In Kenya, HIV-1 viral load monitoring is commonly performed with the Cobas Amplicor using plasma specimens. Interest is growing in transitioning to real-time PCR (RT-PCR), such as the Cobas Ampliprep/Cobas TaqMan (CAP/CTM), using dried blood spots (DBS). Before implementation, direct evaluation of the two assays using DBS field specimens is required. This study compares the sensitivity, specificity, negative and positive predictive values (NPV and PPV, respectively), concordance, and agreement between HIV-1 viral load measurements using plasma and DBS specimens obtained from 512 HIV-1-infected pregnant females enrolled in the Kisumu Breastfeeding Study and tested with the Cobas Amplicor and CAP/CTM assays.

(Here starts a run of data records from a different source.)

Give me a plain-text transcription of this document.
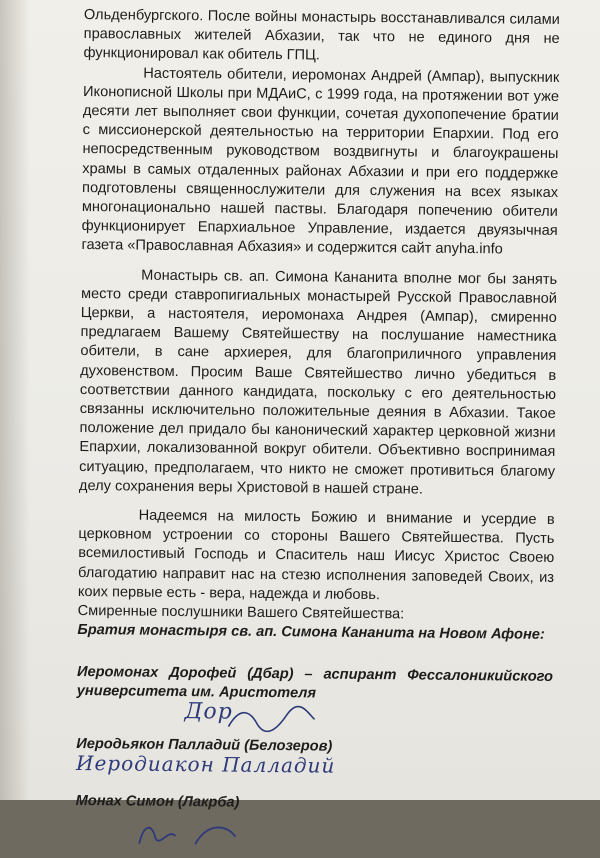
Ольденбургского. После войны монастырь восстанавливался силами православных жителей Абхазии, так что не единого дня не функционировал как обитель ГПЦ.

Настоятель обители, иеромонах Андрей (Ампар), выпускник Иконописной Школы при МДАиС, с 1999 года, на протяжении вот уже десяти лет выполняет свои функции, сочетая духопопечение братии с миссионерской деятельностью на территории Епархии. Под его непосредственным руководством воздвигнуты и благоукрашены храмы в самых отдаленных районах Абхазии и при его поддержке подготовлены священнослужители для служения на всех языках многонационально нашей паствы. Благодаря попечению обители функционирует Епархиальное Управление, издается двуязычная газета «Православная Абхазия» и содержится сайт anyha.info

Монастырь св. ап. Симона Кананита вполне мог бы занять место среди ставропигиальных монастырей Русской Православной Церкви, а настоятеля, иеромонаха Андрея (Ампар), смиренно предлагаем Вашему Святейшеству на послушание наместника обители, в сане архиерея, для благоприличного управления духовенством. Просим Ваше Святейшество лично убедиться в соответствии данного кандидата, поскольку с его деятельностью связанны исключительно положительные деяния в Абхазии. Такое положение дел придало бы канонический характер церковной жизни Епархии, локализованной вокруг обители. Объективно воспринимая ситуацию, предполагаем, что никто не сможет противиться благому делу сохранения веры Христовой в нашей стране.

Надеемся на милость Божию и внимание и усердие в церковном устроении со стороны Вашего Святейшества. Пусть всемилостивый Господь и Спаситель наш Иисус Христос Своею благодатию направит нас на стезю исполнения заповедей Своих, из коих первые есть - вера, надежда и любовь.

Смиренные послушники Вашего Святейшества:

Братия монастыря св. ап. Симона Кананита на Новом Афоне:

Иеромонах Дорофей (Дбар) – аспирант Фессалоникийского университета им. Аристотеля

Дор

Иеродьякон Палладий (Белозеров)

Иеродиакон Палладий

Монах Симон (Лакрба)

The sensitivity and NPV of viral load detection in DBS specimens were higher with CAP/CTM (sensitivity, 100%; 95% confidence interval [CI], 99.1 to 100.0%; NPV, 100%; 95% CI, 59.0 to 100.0%) than the Cobas Amplicor (sensitivity, 96.6%; 95% CI, 94.3 to 98.1%; NPV, 58.8%; 95% CI, 40.7 to 75.4%). The PPVs were comparable between both assays when using DBS. The specificity of viral load detection in DBS specimens was lower with CAP/CTM (77.8%; 95% CI, 40.0 to 97.2%) than that of the Cobas Amplicor (95.2%; 95% CI, 76.2 to 99.9%). Good concordance and agreement were observed when paired plasma and DBS specimens were tested with both assays. Lower specificity with the CAP/CTM is likely due to proviral HIV-1 DNA amplification and lower detection limits with RT-PCR. However, the CAP/CTM has better sensitivity and higher throughput than the Cobas Amplicor. These findings suggest that DBS may be a suitable alternative to plasma when using RT-PCR, which could increase access to viral load monitoring in resource-limited settings.